What is proactive policing?
While reactive and traditional policing is the act of responding to a crime after it’s been committed, proactive policing is a method of seeking out and deterring crime before it occurs through police presence and show of force. A commonly cited example of proactive policing is “stop-and-frisk”, which is the practice of detaining, questioning and/or searching any civilian on the street for weapons or other contraband. Proactive policing is also the practice of increasing police presence in certain areas to send a message to the public - we are here and we are watching you. Proactive policing relies on the assumption of potential guilt, which is contrary to one of our most basic democratic principles of justice -- that citizens are innocent until proven guilty.
Does it work?
It’s hard to say. It might, but not without significant consequences.
A recent opinion piece on CNN from an American law enforcement analyst and retired FBI agent who mostly worked in New York City stated that “studies [on proactive policing] have provided evidence they can prevent or reduce crime.” Yet, an analysis by the Washington Post found that, while major felonies declined in New York City from 2002 through 2013 (when stop-and-frisk was implemented by the mayor), the reduction did not correspond to the increase in stops by police. According to Washington Post, “crime has continued to fall since a federal judge deemed the practice an unconstitutional violation of civil rights in 2013.”
An analysis by the New York City Civil Liberties Union showed that, at the height of stop-and-frisk in NYC in 2011, over 685,000 citizens were stopped. Nearly 9 out of 10 stopped-and-frisked New Yorkers have been completely innocent. And racialized people continue to be the overwhelming target of this practice.
What are the consequences in the Calgary context?
A proactive policing approach in Calgary would see an increase in patrols in high-crime areas like downtown and the northeast -- where there is a high percentage of racialized and/or marginalized people, many of whom are criminalised and excluded from participation in high paying jobs. This will inevitably lead to an increase in racial profiling of innocent civilians, and erode any sense of trust and community belonging amongst those civilians. Increased police presence and force sends a clear message to these communities, and especially impressionable youth, that there is something wrong with them and they do not belong here. When people feel ostracized from the community, or that they don’t belong there, they lose any sense of responsibility to that community, including keeping it safe. Why would anyone be concerned with a community that is actively telling them they are unwelcome and under suspicion?
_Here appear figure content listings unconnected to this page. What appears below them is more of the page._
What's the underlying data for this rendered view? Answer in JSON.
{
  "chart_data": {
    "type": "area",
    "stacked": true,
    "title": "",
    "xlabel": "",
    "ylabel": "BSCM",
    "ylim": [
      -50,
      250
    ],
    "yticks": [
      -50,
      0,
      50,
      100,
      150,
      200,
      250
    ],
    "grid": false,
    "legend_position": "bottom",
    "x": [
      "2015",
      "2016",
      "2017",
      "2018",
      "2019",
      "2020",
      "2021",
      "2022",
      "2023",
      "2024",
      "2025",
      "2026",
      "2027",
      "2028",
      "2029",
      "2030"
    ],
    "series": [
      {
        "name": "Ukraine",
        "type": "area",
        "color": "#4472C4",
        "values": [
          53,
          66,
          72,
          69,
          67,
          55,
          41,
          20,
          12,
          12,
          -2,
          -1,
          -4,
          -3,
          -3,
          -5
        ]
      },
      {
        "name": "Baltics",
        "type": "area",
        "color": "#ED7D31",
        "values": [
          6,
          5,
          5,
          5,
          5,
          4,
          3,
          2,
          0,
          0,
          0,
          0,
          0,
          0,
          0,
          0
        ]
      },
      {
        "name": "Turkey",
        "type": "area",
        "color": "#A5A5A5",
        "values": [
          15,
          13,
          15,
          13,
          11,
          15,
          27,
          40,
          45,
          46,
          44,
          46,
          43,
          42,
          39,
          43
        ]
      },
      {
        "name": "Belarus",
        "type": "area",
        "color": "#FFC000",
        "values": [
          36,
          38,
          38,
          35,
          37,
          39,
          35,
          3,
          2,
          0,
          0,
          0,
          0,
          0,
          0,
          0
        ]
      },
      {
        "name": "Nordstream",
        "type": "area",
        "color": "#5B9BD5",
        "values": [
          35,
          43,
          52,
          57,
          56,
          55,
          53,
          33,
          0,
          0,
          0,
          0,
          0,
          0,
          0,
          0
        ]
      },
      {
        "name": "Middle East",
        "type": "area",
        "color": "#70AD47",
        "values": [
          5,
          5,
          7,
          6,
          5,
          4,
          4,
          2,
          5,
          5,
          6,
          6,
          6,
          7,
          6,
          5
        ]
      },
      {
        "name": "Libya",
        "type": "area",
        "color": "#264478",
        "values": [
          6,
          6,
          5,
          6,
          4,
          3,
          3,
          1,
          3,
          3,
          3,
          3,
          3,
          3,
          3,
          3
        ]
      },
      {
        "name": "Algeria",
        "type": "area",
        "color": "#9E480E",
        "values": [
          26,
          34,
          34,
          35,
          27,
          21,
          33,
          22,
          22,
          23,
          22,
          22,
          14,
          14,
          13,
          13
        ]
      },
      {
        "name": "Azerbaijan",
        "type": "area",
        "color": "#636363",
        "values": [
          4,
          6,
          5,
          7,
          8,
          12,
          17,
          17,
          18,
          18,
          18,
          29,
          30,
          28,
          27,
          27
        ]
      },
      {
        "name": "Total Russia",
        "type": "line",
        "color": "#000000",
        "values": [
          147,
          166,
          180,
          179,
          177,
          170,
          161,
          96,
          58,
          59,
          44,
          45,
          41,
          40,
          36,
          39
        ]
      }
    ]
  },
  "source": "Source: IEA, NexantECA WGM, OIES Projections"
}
This will also add to the already highly disproportionate numbers of Indigenous and Black people in correctional facilities. The initial instance of incarceration often leads to cyclical involvement in the justice system and extreme social inequality. Regardless of the work one has done to make up for a past crime, that criminal record will be a constant barrier to employment, housing, education and other necessities to lift oneself out of this cycle. Ongoing probation continues to send a message to criminalized people: we do not trust you. Add on increased police presence to this cycle and the message is clear: you are not to be trusted. So, why would people are told they are criminals trust the very people who keep telling them they are criminal?
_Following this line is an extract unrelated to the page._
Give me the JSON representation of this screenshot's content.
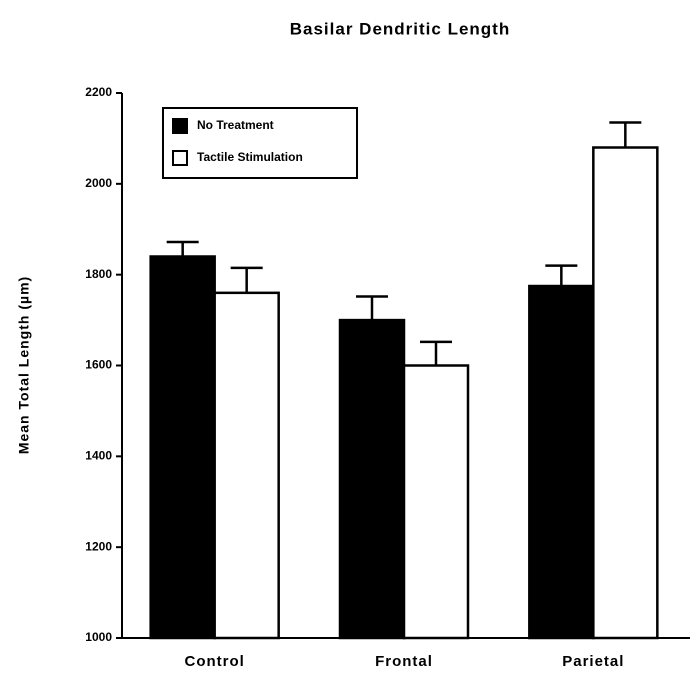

Why does crime happen in the first place?
Trauma and poverty are inextricably linked. Trauma, especially during childhood, changes the way one’s brain is wired. According to brain science, without positive interventions, this causes the brain to continue exhibiting those fight-or-flight responses which greatly increases the likelihood of criminal behaviour as an individual ages. Poverty and unemployment are also strong indicators of incarceration rates.
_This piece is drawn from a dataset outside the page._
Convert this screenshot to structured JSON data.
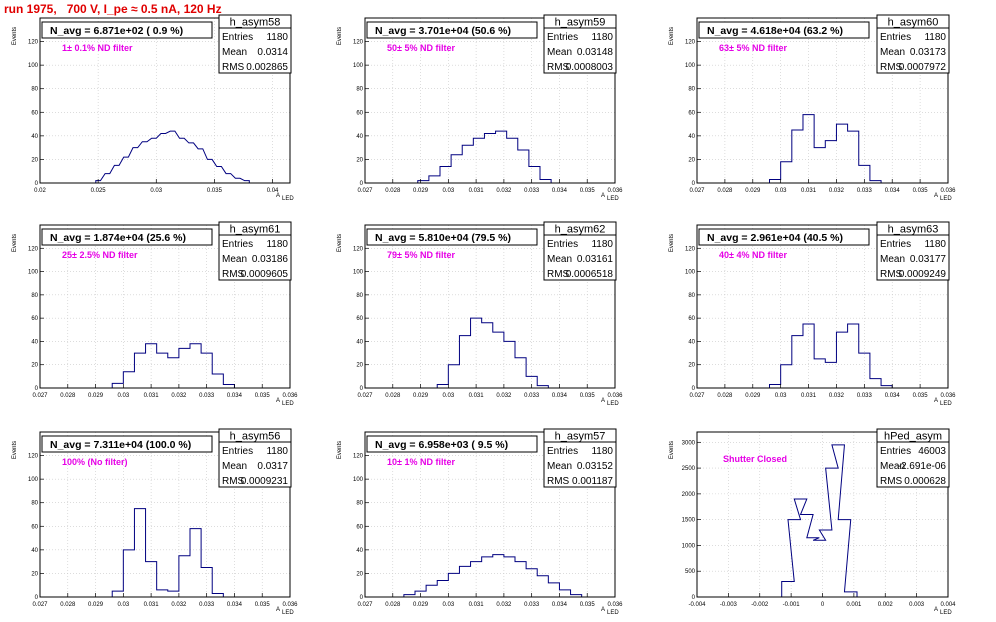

Racism and poverty are forms of trauma, as are negative interactions with law enforcement, especially when they are unwarranted. If increased policing results in increased trauma, it will inevitably lead to an increase in crime. It’s a self-fulfilling prophecy.
What’s the alternative?
We can effectively reduce and prevent crime without negative long-term consequences by addressing the root causes of crime such as poverty, unemployment, lack of belonging and trauma. It’s not only the more humane and just thing to do, it will actually lead to a more prosperous Calgary for all, and increased trust and engagement with police.
A percentage of the police budget must be reallocated to social programs that address the root causes of crime through an anti-racist, trauma-informed lens, rather than continuing to increase funding to the never-ending cycle of the justice system and agencies that don’t actively address systemic and interpersonal racism on a daily and operational basis.
This approach is proven to work: for example, Glasgow, Scotland's most populous city, lowered its murder rate by 50% through "smart law enforcement" combined with "programs targeted to youth, family health and other services in problem places."
This may mean that the City of Calgary needs to look at new organizations, lead by people with lived experience of, and expertise in racism, for this movement to be effective. It will be a process, rather than an overnight phenomenon. But it is necessary for the health and wellbeing of all citizens in Calgary. We know that criminalizing people does not work in the long term and “proactive policing” sends a message that certain people and certain areas of the city are not to be trusted. Let’s move Calgary forward and use a modern approach to policing that builds respect and resilience into the community we all call home.